Date: October 28, 2018 01:33AM
Hi Maya,
From what I read about frequent subgraph mining, most frequent subgraph mining like GSpan can applied to a single graph or to a database of graphs. In other words, it is not difficult to adapt a frequent subbgraph mining algorithm so that it can be applied to these two scenarios. The main difference is how the support is calculated.
Lets say that you want to calculate the support of a subgraph:
If you have a single graph, then the support of the subgraph is usually calculated as the number of occurrences of that subgraph in that single graph. Also, you may want to decide whether you allows some overlapping occurrences or not.
If you have a database of graphs, then the support of the subgraph is the number of graphs that contains this subgraph.

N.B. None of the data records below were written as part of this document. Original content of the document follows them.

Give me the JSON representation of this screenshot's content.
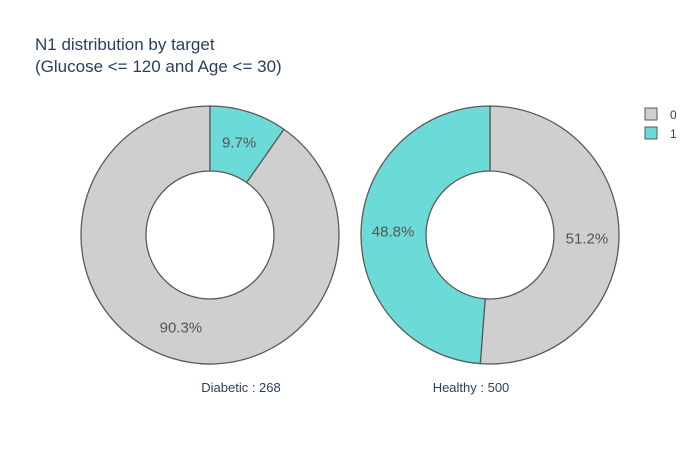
{
  "colors": {
    "0": "#cfcfcf",
    "1": "#6cdad6",
    "stroke": "#5a5a5a",
    "text": "#2a3f5f"
  },
  "chart_data": {
    "type": "pie",
    "title": "N1 distribution by target",
    "subtitle": "(Glucose <= 120 and Age <= 30)",
    "legend": {
      "placement": "top-right",
      "entries": [
        "0",
        "1"
      ]
    },
    "pies": [
      {
        "caption": "Diabetic : 268",
        "slices": [
          {
            "category": "0",
            "value": 90.3,
            "label": "90.3%"
          },
          {
            "category": "1",
            "value": 9.7,
            "label": "9.7%"
          }
        ]
      },
      {
        "caption": "Healthy : 500",
        "slices": [
          {
            "category": "0",
            "value": 51.2,
            "label": "51.2%"
          },
          {
            "category": "1",
            "value": 48.8,
            "label": "48.8%"
          }
        ]
      }
    ]
  }
}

Thus, the main difference between these two scenarios is how the support of a subgraph is calculated. In both cases, calculating the support of a subgraph requires to find all occurrences of the subgraph. This gives you the support in the case of a single graph. In the case of multiple graphs, you also find all occurrences, but need to also check if theses occurrences appear in a same graph. Thus you need to keep the graph ID of each occurrence to calculate the support in the case of multiple graphs. It is just some simple modification to how the support is calculated.
By the way, it is also possible to modify subgraph mining algorithms to work on graphs with directed edges or undirected edges. This is also I think a simple modification.
Best regards,
Edited 1 time(s). Last edit at 10/28/2018 01:34AM by webmasterphilfv.